Back in 2002, Karen McKay recognised unfulfilled potential in the 16-year-old beauty accessory brand Japonesque and decided to purchase the business. Karen talks to Your Beauty Industry about the benefits and challenges of buying an existing beauty business, the importance of a brand's reputation and juggling family life with a successful career.
Tell me about your career background and how you ended up buying Japonesque.
My husband and I purchased a business that dealt with manufacturing and installation of walk-in closets into both private homes and office environments. We sold that business to a larger entity eventually.
Japonesque never really made it to the open market for sale. We knew about the business through a professional connection and we heard that the owner might be looking to sell as she had two small children and didn’t want to work in it any longer. We saw a product line that had a great reputation but was under-financed, with a very small team. The combination of some investment, passion about the brand and a real desire to bring it to a larger audience has paid dividends for us. Whilst we design all our products so that a professional would find them interesting or useful we now rely on a larger retail customer for volume.
Why did you decide to buy Japonesque, rather than create a brand from scratch?
Japonesque was a very small brand with an excellent reputation. I knew from the very beginning that with some efforts and investment the brand could become recognized globally as it is today for the highest quality makeup accessories.
How did you take Japonesque to the next level where the previous owners didn’t?

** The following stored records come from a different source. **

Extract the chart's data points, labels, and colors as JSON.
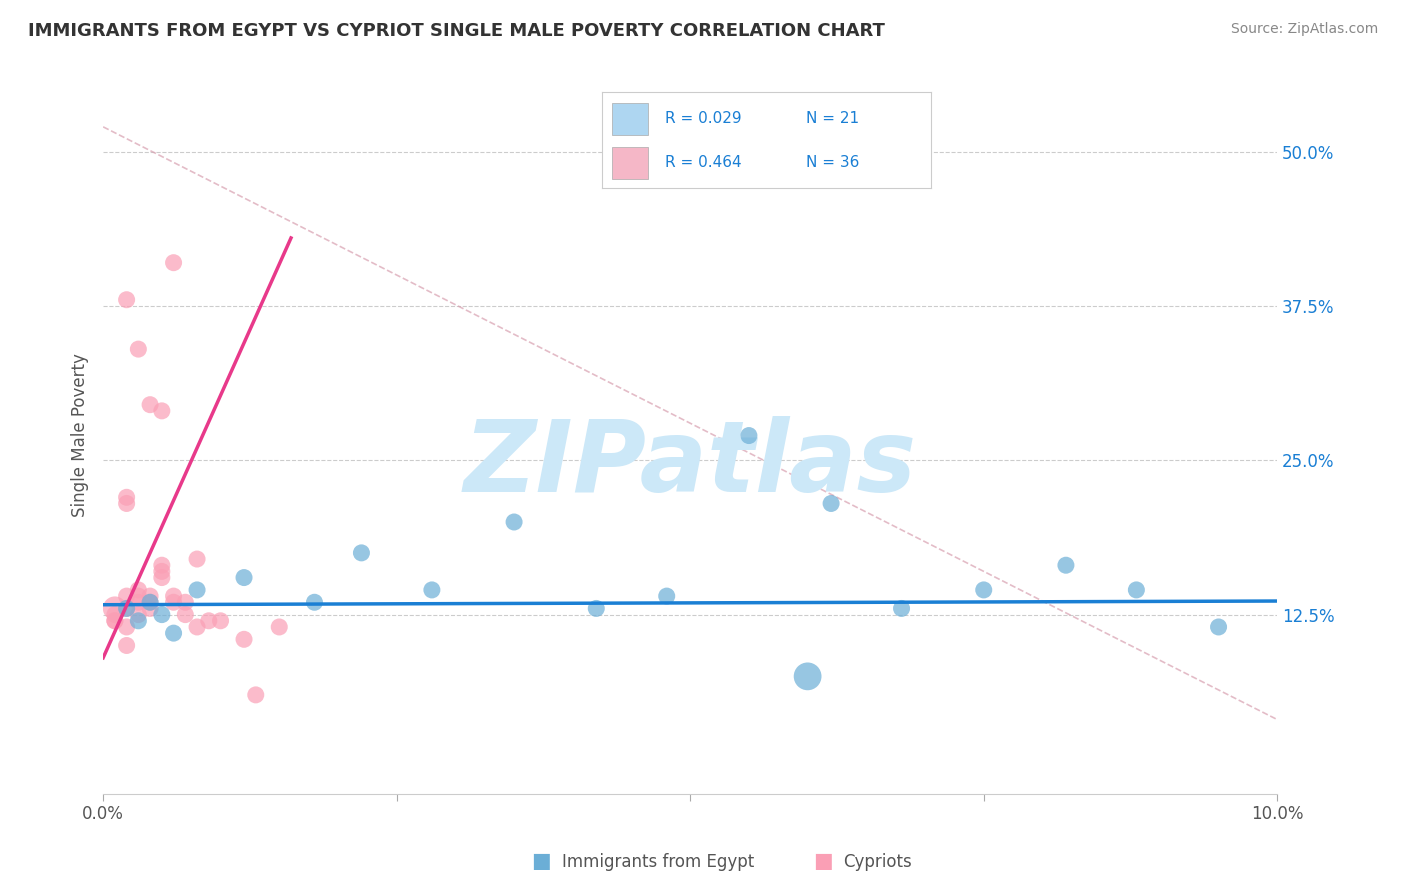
{
  "title": "IMMIGRANTS FROM EGYPT VS CYPRIOT SINGLE MALE POVERTY CORRELATION CHART",
  "source": "Source: ZipAtlas.com",
  "ylabel": "Single Male Poverty",
  "xlim": [
    0.0,
    0.1
  ],
  "ylim": [
    -0.02,
    0.56
  ],
  "ytick_labels": [
    "12.5%",
    "25.0%",
    "37.5%",
    "50.0%"
  ],
  "ytick_values": [
    0.125,
    0.25,
    0.375,
    0.5
  ],
  "legend_blue_r": "R = 0.029",
  "legend_blue_n": "N = 21",
  "legend_pink_r": "R = 0.464",
  "legend_pink_n": "N = 36",
  "legend_blue_label": "Immigrants from Egypt",
  "legend_pink_label": "Cypriots",
  "blue_scatter_x": [
    0.002,
    0.003,
    0.005,
    0.006,
    0.004,
    0.008,
    0.012,
    0.018,
    0.022,
    0.028,
    0.035,
    0.042,
    0.048,
    0.055,
    0.062,
    0.068,
    0.075,
    0.082,
    0.088,
    0.095,
    0.06
  ],
  "blue_scatter_y": [
    0.13,
    0.12,
    0.125,
    0.11,
    0.135,
    0.145,
    0.155,
    0.135,
    0.175,
    0.145,
    0.2,
    0.13,
    0.14,
    0.27,
    0.215,
    0.13,
    0.145,
    0.165,
    0.145,
    0.115,
    0.075
  ],
  "blue_scatter_sizes": [
    30,
    30,
    30,
    30,
    30,
    30,
    30,
    30,
    30,
    30,
    30,
    30,
    30,
    30,
    30,
    30,
    30,
    30,
    30,
    30,
    80
  ],
  "pink_scatter_x": [
    0.001,
    0.001,
    0.001,
    0.002,
    0.002,
    0.002,
    0.002,
    0.003,
    0.003,
    0.003,
    0.004,
    0.004,
    0.004,
    0.005,
    0.005,
    0.005,
    0.006,
    0.006,
    0.007,
    0.007,
    0.008,
    0.009,
    0.01,
    0.012,
    0.013,
    0.015,
    0.002,
    0.003,
    0.004,
    0.005,
    0.006,
    0.008,
    0.001,
    0.002,
    0.002,
    0.003
  ],
  "pink_scatter_y": [
    0.13,
    0.125,
    0.12,
    0.14,
    0.13,
    0.22,
    0.215,
    0.135,
    0.14,
    0.145,
    0.14,
    0.135,
    0.13,
    0.165,
    0.16,
    0.155,
    0.14,
    0.135,
    0.135,
    0.125,
    0.17,
    0.12,
    0.12,
    0.105,
    0.06,
    0.115,
    0.38,
    0.34,
    0.295,
    0.29,
    0.41,
    0.115,
    0.12,
    0.115,
    0.1,
    0.125
  ],
  "pink_scatter_sizes": [
    60,
    30,
    30,
    30,
    30,
    30,
    30,
    30,
    30,
    30,
    30,
    30,
    30,
    30,
    30,
    30,
    30,
    30,
    30,
    30,
    30,
    30,
    30,
    30,
    30,
    30,
    30,
    30,
    30,
    30,
    30,
    30,
    30,
    30,
    30,
    30
  ],
  "blue_line_x": [
    0.0,
    0.1
  ],
  "blue_line_y": [
    0.133,
    0.136
  ],
  "pink_line_x": [
    0.0,
    0.016
  ],
  "pink_line_y": [
    0.09,
    0.43
  ],
  "pink_dash_line_x": [
    0.0,
    0.1
  ],
  "pink_dash_line_y": [
    0.52,
    0.04
  ],
  "background_color": "#ffffff",
  "plot_bg_color": "#ffffff",
  "grid_color": "#cccccc",
  "blue_color": "#6baed6",
  "pink_color": "#fa9fb5",
  "blue_line_color": "#1a7fd4",
  "pink_line_color": "#e8398a",
  "watermark_color": "#cce8f8",
  "title_color": "#333333",
  "source_color": "#888888"
}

The previous owner of the brand recognized how much potential there was and for her, selling to a new owner gave her the opportunity to see that happen. Over the last ten years we have upgraded continuously both the items in the line and the presentation of the brand to the marketplace. We have had an amazing amount of support from all our retailers and the consumers have responded very well to the line – take a look at all the great YouTube and Facebook comments we get.
"Focus on the current reputation of the products or services being offered; It is hard to fix a bad reputation"What advice would you give to anyone considering buying an existing beauty business?
It is the same advice I would give to someone buying any business. Focus on the current reputation of the products or services being offered at this time. It is hard to fix a bad reputation. Make sure you see where the business can be in the future and some path of how you can get there.
What are the biggest challenges you have come up against and how have you overcome them?
The business is full of day-to-day challenges which we work through as a team. At the moment we are waiting to here about the safety of our production team in Japan [following the earthquake]. So our biggest challenge may still be ahead of us.
What would you say is the best way to approach buyers with your products?
We constantly work with all our buyers with product ideas. Not all products are appropriate for all market segments. With nearly 300 items ranging from baby accessories to professional makeup palettes, we need day-to-day input from our retail buyers, makeup artists and consumers to help us bring unique, high quality items to market.
How do you make a beauty brand successful across different countries?
Our efforts are focused around consistency. We work with our retailers and distributors to make sure that the Japonesque message and product mix is appropriate in each environment. PR is vital in all new markets.
How do you manage to juggle your work and family life?
My youngest child was 1 when we purchased the brand – now she is 10. My children have been amazingly supportive over the years as I have travelled a great deal and missed several games, plays and parents evenings. But working for yourself also brings some degree of flexibility that others do not have. Like all working mothers I am constantly trading work time with Mamma time.
Who inspires you?
When I am having a rough day I read a little Maya Angelou, her words have always been very inspirational to me. Other than that I deal with extremely talented and dedicated people, including my own Japonesque team that encourage and inspire me to be the best that I can be – every day.
"Listen to others’ input and opinions but know where you want the business to go and follow your instincts"What is the best piece of advice you have ever been given?
Don’t let anyone else tell you how to run your business. Listen to others’ input and opinions but know where you want the business to go and follow your instincts.
Any other words for my lovely readers?
Be brave and have fun – this business is a fantastic ride.